5 Facts you should know about water
|Have you thought of water lately? probably not, especially if you have it in abundance. Here are some water facts to make you think about water!
1. Earth is covered by 70% water, but that’s just 1/1000th of the Earth’s volume
2. Saltwater accounts for 97.5% of Earth’s water, Only 2.5% is Freshwater
Did you know that we only use 0.3% of the Earth’s water? Earth has around 1.4 billion cubic kilometers of water. Bu only 35 million (about 2.5%) of this total volume is freshwater. Of the 2.5% freshwater, only 0.3% is freshwater (about 100,000 cubic kilometers) is available for humans to use - the rest is either underground or frozen.
But that is still plenty, with this statistic every one of the 7 billion people on earth has access to about 15,000 cubic meters of water or 6 Olympic sized swimming pools full, per person.
3. Latin America has 5-times more freshwater compared to East Asia
Despite its abundance of freshwater, at 15,000 cubic meter per person. Freshwater is not evenly distributed. Latin America has the highest volume of freshwater per-capita - more than 5-times as much as Sub-Saharan Africa and East Asia, and more than 20-times as much as South Asia and the Middle East.
While East Asia has a huge population which makes the freshwater per-capita figure look low, it’s clear Latin America has a lot of it.
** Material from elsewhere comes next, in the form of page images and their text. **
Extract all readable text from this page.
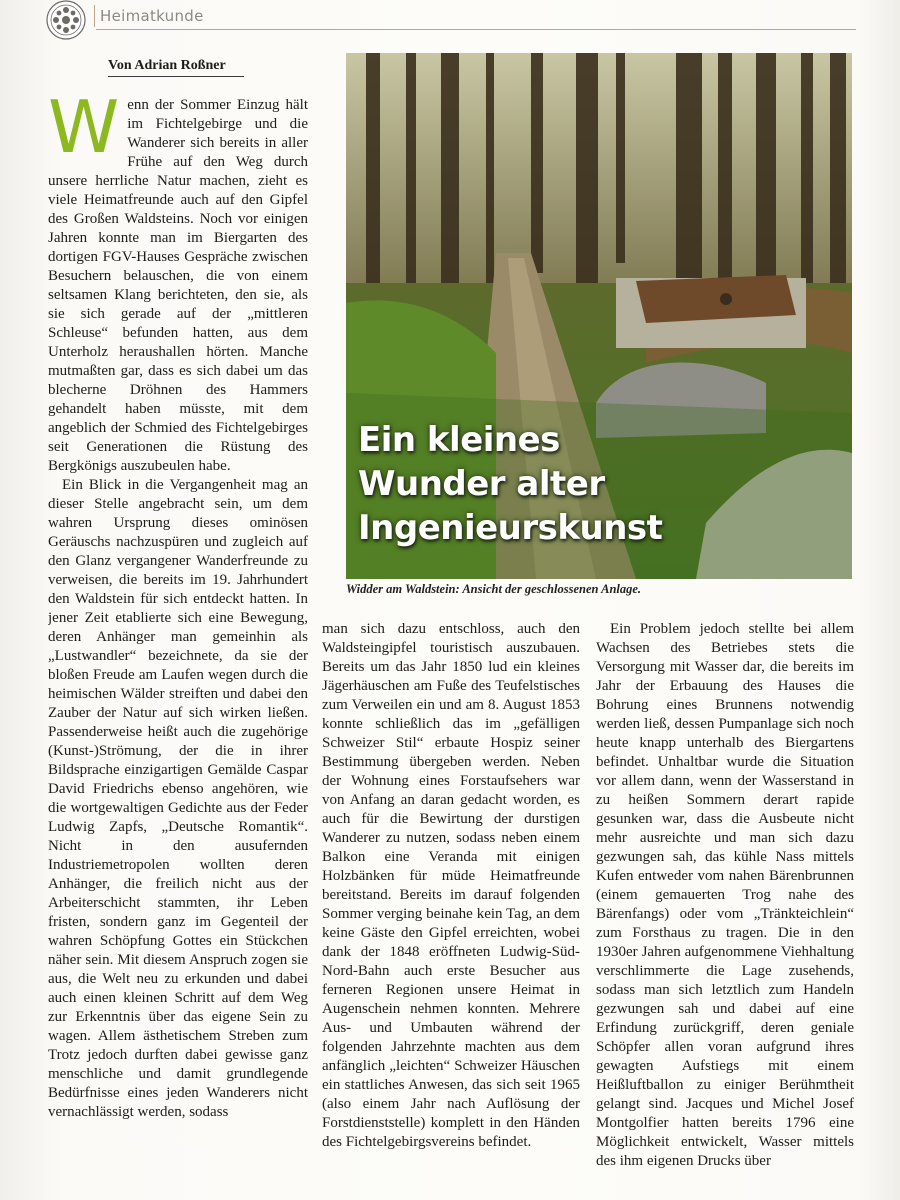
Heimatkunde
Von Adrian Roßner

Wenn der Sommer Einzug hält im Fichtelgebirge und die Wanderer sich bereits in aller Frühe auf den Weg durch unsere herrliche Natur machen, zieht es viele Heimatfreunde auch auf den Gipfel des Großen Waldsteins. Noch vor einigen Jahren konnte man im Biergarten des dortigen FGV-Hauses Gespräche zwischen Besuchern belauschen, die von einem seltsamen Klang berichteten, den sie, als sie sich gerade auf der „mittleren Schleuse“ befunden hatten, aus dem Unterholz heraushallen hörten. Manche mutmaßten gar, dass es sich dabei um das blecherne Dröhnen des Hammers gehandelt haben müsste, mit dem angeblich der Schmied des Fichtelgebirges seit Generationen die Rüstung des Bergkönigs auszubeulen habe.

Ein Blick in die Vergangenheit mag an dieser Stelle angebracht sein, um dem wahren Ursprung dieses ominösen Geräuschs nachzuspüren und zugleich auf den Glanz vergangener Wanderfreunde zu verweisen, die bereits im 19. Jahrhundert den Waldstein für sich entdeckt hatten. In jener Zeit etablierte sich eine Bewegung, deren Anhänger man gemeinhin als „Lustwandler“ bezeichnete, da sie der bloßen Freude am Laufen wegen durch die heimischen Wälder streiften und dabei den Zauber der Natur auf sich wirken ließen. Passenderweise heißt auch die zugehörige (Kunst-)Strömung, der die in ihrer Bildsprache einzigartigen Gemälde Caspar David Friedrichs ebenso angehören, wie die wortgewaltigen Gedichte aus der Feder Ludwig Zapfs, „Deutsche Romantik“. Nicht in den ausufernden Industriemetropolen wollten deren Anhänger, die freilich nicht aus der Arbeiterschicht stammten, ihr Leben fristen, sondern ganz im Gegenteil der wahren Schöpfung Gottes ein Stückchen näher sein. Mit diesem Anspruch zogen sie aus, die Welt neu zu erkunden und dabei auch einen kleinen Schritt auf dem Weg zur Erkenntnis über das eigene Sein zu wagen. Allem ästhetischem Streben zum Trotz jedoch durften dabei gewisse ganz menschliche und damit grundlegende Bedürfnisse eines jeden Wanderers nicht vernachlässigt werden, sodass

Ein kleines
Wunder alter
Ingenieurskunst
Widder am Waldstein: Ansicht der geschlossenen Anlage.

man sich dazu entschloss, auch den Waldsteingipfel touristisch auszubauen. Bereits um das Jahr 1850 lud ein kleines Jägerhäuschen am Fuße des Teufelstisches zum Verweilen ein und am 8. August 1853 konnte schließlich das im „gefälligen Schweizer Stil“ erbaute Hospiz seiner Bestimmung übergeben werden. Neben der Wohnung eines Forstaufsehers war von Anfang an daran gedacht worden, es auch für die Bewirtung der durstigen Wanderer zu nutzen, sodass neben einem Balkon eine Veranda mit einigen Holzbänken für müde Heimatfreunde bereitstand. Bereits im darauf folgenden Sommer verging beinahe kein Tag, an dem keine Gäste den Gipfel erreichten, wobei dank der 1848 eröffneten Ludwig-Süd-Nord-Bahn auch erste Besucher aus ferneren Regionen unsere Heimat in Augenschein nehmen konnten. Mehrere Aus- und Umbauten während der folgenden Jahrzehnte machten aus dem anfänglich „leichten“ Schweizer Häuschen ein stattliches Anwesen, das sich seit 1965 (also einem Jahr nach Auflösung der Forstdienststelle) komplett in den Händen des Fichtelgebirgsvereins befindet.

Ein Problem jedoch stellte bei allem Wachsen des Betriebes stets die Versorgung mit Wasser dar, die bereits im Jahr der Erbauung des Hauses die Bohrung eines Brunnens notwendig werden ließ, dessen Pumpanlage sich noch heute knapp unterhalb des Biergartens befindet. Unhaltbar wurde die Situation vor allem dann, wenn der Wasserstand in zu heißen Sommern derart rapide gesunken war, dass die Ausbeute nicht mehr ausreichte und man sich dazu gezwungen sah, das kühle Nass mittels Kufen entweder vom nahen Bärenbrunnen (einem gemauerten Trog nahe des Bärenfangs) oder vom „Tränkteichlein“ zum Forsthaus zu tragen. Die in den 1930er Jahren aufgenommene Viehhaltung verschlimmerte die Lage zusehends, sodass man sich letztlich zum Handeln gezwungen sah und dabei auf eine Erfindung zurückgriff, deren geniale Schöpfer allen voran aufgrund ihres gewagten Aufstiegs mit einem Heißluftballon zu einiger Berühmtheit gelangt sind. Jacques und Michel Josef Montgolfier hatten bereits 1796 eine Möglichkeit entwickelt, Wasser mittels des ihm eigenen Drucks über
4. Less than 50% of Sub-Saharan Africa’s rural population have access to a clean water source
We know freshwater is unevenly distributed across the globe, but there are differences in access within countries and regions.
An “improved water source” refers to something like a household connection, public standpipe, borehole, protected well or spring. “Unimproved sources” include vendors, tanker trucks, and unprotected wells and springs. “Reasonable access” is the availability of at least 20 liters of clean water per person per day from a source within one kilometer of a dwelling.
In 2000, less than 50% of people living in rural Sub-Saharan Africa had access to an improved water source. In urban areas, this figure is over 80%.
5. 3.4 million people die each year from water, sanitation, and hygiene-related causes
- More than 3.4 million people die each year from water, sanitation, and hygiene-related causes. Nearly all deaths, 99 percent, occur in the developing world.
- Lack of access to clean water and sanitation kills children at a rate equivalent of a jumbo jet crashing every four hours
- Of the 60 million people added to the world’s towns and cities every year, most move to informal settlements (i.e. slums) with no sanitation facilities.
- 780 million people lack access to an improved water source; approximately one in nine people.
- The water and sanitation] crisis claims more lives through disease than any war claims through guns.
- An American taking a five-minute shower uses more water than the average person in a developing country slum uses for an entire day.
- More people have a mobile phone than a toilet.
According to the World Health Organization, an estimated 1.7 billion people still lack access to clean water. 2.3 billion people suffer from water-borne diseases each year.